The Coast Guard announced her death on Twitter.
U.S. Coast Guard
✔
@USCG
On behalf of the men and women of the #USCG, we extend our sincere
condolences to the family of Dr. Olivia Hooker, who passed away today at
103. In 1945, she was the first African-American female to enlist in the
#USCG. Read more about Dr. Hooker's life: http://goo.gl/xsjPNg
Admiral Karl Schultz
✔
@ComdtUSCG
It is with great sadness to learn of the passing of Dr. Olivia Hooker,
103, a pioneer in the history of women & minorities in the @USCG & the
Nation. On behalf of the #USCG, we’d like to extend our sincere
condolences to Dr. Hooker’s family.
Dr. Hooker was 6 when white mobs stormed through the Greenwood District
of Tulsa, destroying homes and businesses in a wave of violence often
labeled the Tulsa race riot, although that term has fallen into disfavor
among many. Dr. Hooker, in an oral history recorded in 2015 for the
White Plains Public Library, instead called it “the terrible catastrophe
in Tulsa.”
“Other people call it the Tulsa riot,” she explained. “It really wasn’t
a riot — we were the victims.”
The rampage was touched off by false rumors that a black teenager had
assaulted a white woman. A state report compiled decades after the fact
estimated that 100 to 300 people died. Dr. Hooker was thought to be
among the last surviving witnesses to the attacks.

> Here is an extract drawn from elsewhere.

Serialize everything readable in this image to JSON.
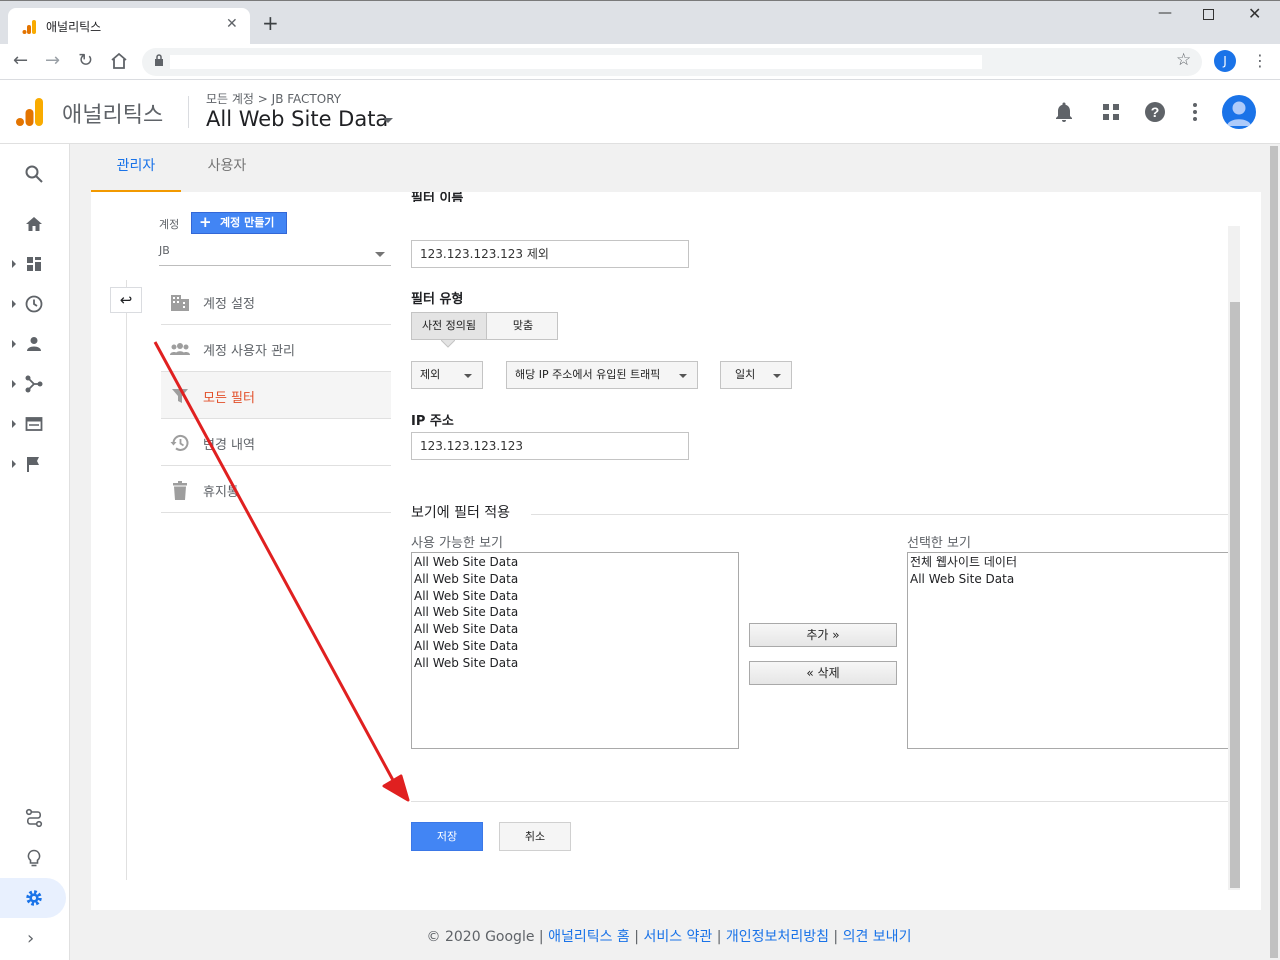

Olivia Juliette Hooker was born on Feb. 12, 1915, in Muskogee, Okla., to
Samuel and Anita (Stigger) Hooker. She remembered that when the attacks
started, she saw men with torches storming into the family’s backyard
and her mother acting to protect her and her three siblings.
“Our mother put us under the table,” she recently told NPR. “She took
the longest tablecloth she had to cover four children and told us not to
say a word.”
The marauders entered the house and took an ax to the family piano. In
the business district, her father’s clothing store was destroyed.
“I guess the most shocking thing was seeing people, to whom you had
never done anything to irritate, who just took it upon themselves to
destroy your property because they didn’t want you to have those
things,” she said. “And they were teaching you a lesson. Those were all
new ideas to me.”
After the destruction, her parents moved the family to Topeka, Kan., and
later to Ohio. In 1937 Dr. Hooker received a bachelor’s degree at Ohio
State University and became an elementary-school teacher.
With the international situation growing more ominous, she tried to
enlist in the Navy but was rejected for reasons never made clear to her.
Instead she tried the Coast Guard, which in 1942 had been authorized to
create a women’s reserve unit that it called the Spars. (“Spar” is the
first letter of the first word and the first three letters of the second
word of the Coast Guard’s Latin motto, Semper Paratus, meaning “always
ready”).
“The Coast Guard recruiter was just so welcoming,” she told Coast Guard
Compass, the service’s official blog, in 2013. “She wanted to be the
first one to enroll an African-American.”
She was accepted in 1945 and is generally identified as the Coast
Guard’s first black woman, although she herself qualified the distinction.
“I was the first one in active duty,” she said in the library oral
history. “There may have been others that were planning to go in, but I
was the first one that actually arrived.”
She was assigned to the “separation center” in Boston, where she typed
discharges and other paperwork. After World War II had ended and the
women’s reserve was disbanding, she typed her own discharge papers, in 1946.
In 2015 the Coast Guard named a building at its Staten Island complex
after her.
She received a master’s degree in psychological services at Columbia
University in 1947 and a doctorate in psychology at the University of
Rochester in 1961.
Dr. Hooker was on the Fordham faculty from 1963 to 1985. Her areas of
expertise included people with developmental and intellectual
disabilities. She helped found the American Psychological Association’s
Division 33, which focuses on the needs of those populations.
Information about Dr. Hooker’s survivors was not immediately available.
In 2015, at age 100, Dr. Hooker was in the audience when President
Barack Obama, giving the commencement address at the Coast Guard Academy
in New London, Conn., singled her out.
“She has been a professor and mentor to her students,” Mr. Obama said,
“a passionate advocate for Americans with disabilities, a psychologist
counseling young children, a caregiver at the height of the AIDS
epidemic, a tireless voice for justice and equality.”